Rivalry Part 2
Zaire watches him from across the kitchen island, fingers curled around her mug, searching his face like she’s reading between the lines he hasn’t said out loud yet.
She’d been glowing these last few days — relieved, hopeful, almost floating — because having Trey back felt like reclaiming something she thought she’d lost for good. But the whole time, there’s been this… hesitation in him. A quietness he didn’t use to have.
So she finally asks, voice low but steady,
“What made you change your mind?”
Trey doesn’t answer immediately. He leans back against the counter, arms folded, staring somewhere past her. His chest rises in a slow breath, like he’s trying to make the answer feel natural before it leaves his mouth.
Then he just shrugs. A short, stiff one.
“I’m getting older,” he says, not meeting her eyes. “I wanted a family.”
And she smiles — a soft, grateful smile — because on the surface it sounds sweet, responsible, mature. The kind of thing a man says when he’s truly ready to settle down.
But Trey feels the lie burn a little as it leaves his lips.
He didn’t come back because he was ready.
He didn’t come back because he suddenly saw forever with her.
He came back because Anjelys slammed a door that he didn’t expect to be locked. Because the future he thought he might have — even in some imaginary, half-unspoken way — was gone. And Zaire… Zaire was safe. Kind. Familiar. Someone who had always wanted him.
Zaire steps closer, reaching out, touching his arm like she’s accepting his answer without question.
“I’m happy you feel that way,” she whispers.
And he nods, because it’s easier than correcting her.
Easier than admitting the truth, even to himself.
But inside, he feels that hollowness — that little tug that says he’s not fully here, not really choosing her, just choosing not to be alone.
It’s subtle, but it’s there.
His jaw tightens.

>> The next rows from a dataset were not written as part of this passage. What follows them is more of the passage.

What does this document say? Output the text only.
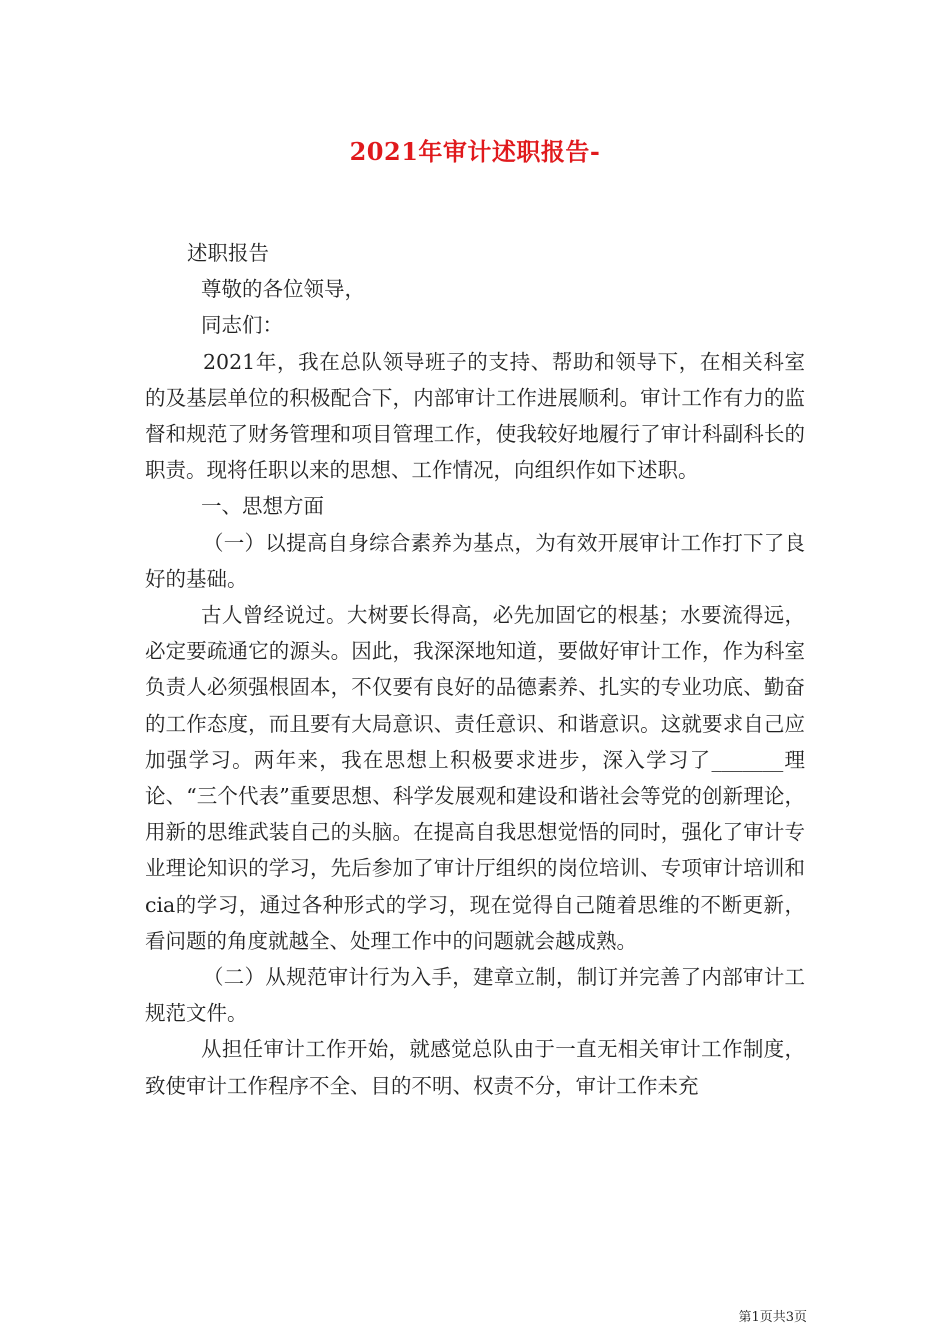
2021年审计述职报告-

述职报告

尊敬的各位领导，

同志们：

2021年，我在总队领导班子的支持、帮助和领导下，在相关科室的及基层单位的积极配合下，内部审计工作进展顺利。审计工作有力的监督和规范了财务管理和项目管理工作，使我较好地履行了审计科副科长的职责。现将任职以来的思想、工作情况，向组织作如下述职。

一、思想方面

（一）以提高自身综合素养为基点，为有效开展审计工作打下了良好的基础。

古人曾经说过。大树要长得高，必先加固它的根基；水要流得远，必定要疏通它的源头。因此，我深深地知道，要做好审计工作，作为科室负责人必须强根固本，不仅要有良好的品德素养、扎实的专业功底、勤奋的工作态度，而且要有大局意识、责任意识、和谐意识。这就要求自己应加强学习。两年来，我在思想上积极要求进步，深入学习了_______理论、“三个代表”重要思想、科学发展观和建设和谐社会等党的创新理论，用新的思维武装自己的头脑。在提高自我思想觉悟的同时，强化了审计专业理论知识的学习，先后参加了审计厅组织的岗位培训、专项审计培训和cia的学习，通过各种形式的学习，现在觉得自己随着思维的不断更新，看问题的角度就越全、处理工作中的问题就会越成熟。

（二）从规范审计行为入手，建章立制，制订并完善了内部审计工规范文件。

从担任审计工作开始，就感觉总队由于一直无相关审计工作制度，致使审计工作程序不全、目的不明、权责不分，审计工作未充

第1页共3页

His eyes drop. His hands brace on his knees like he’s holding himself in place.
Zaire doesn’t catch it right away. She’s talking softly, almost wistfully:
“I just want us to be on the same page with the baby… you know? I want to make sure we’re doing everything we can for them.”
And while her words drift across the room, Trey is somewhere else entirely.
His mind snaps back to that clinic hallway.
The cold fluorescent lights.
The sterile smell.
The silence.
And Anjelys — sitting stiff in the plastic chair, hands folded over her stomach, eyes refusing to meet his.
He hears her voice in his head, every time Zaire opens her mouth:
“It’s better this way.”
“I can’t do this with you.”
“You weren’t the man I needed.”
It’s like each sentence Zaire speaks pushes him deeper into that memory.
The loss.
The betrayal.
The part of him he never got back.
So when Zaire says, “Trey… are you listening?”
He barely nods.
Because what is he supposed to say?
That every mention of his own child hurts because it reminds him of the one he didn’t get to have?
The one he wasn’t enough for?
He can’t.
He won’t.
Instead, he clears his throat — a dry, empty sound — and mutters,
“Yeah… I hear you.”
But it’s a lie.
He’s not hearing her.
He’s hearing echoes.
Zaire notices the distance now. The blankness in his eyes. The way his body is there, but his spirit is somewhere lost in the past. She gives a tight smile, trying to keep things gentle.
“If you ever wanna talk about anything… you can. I’m here.”
And Trey nods again, but it’s mechanical. Automatic.
Because every time he looks at Zaire holding their child, every time she mentions parenting, every time she tries to build something stable with him…
his brain flickers back to that cold moment with Anjelys.
The moment everything in him cracked.
And the worst part?
He can’t stop it.
He can’t control it.
He can’t be present.
The guilt piles on top of the grief, and he sits there, drowning quietly while Zaire tries to pretend they’re fine.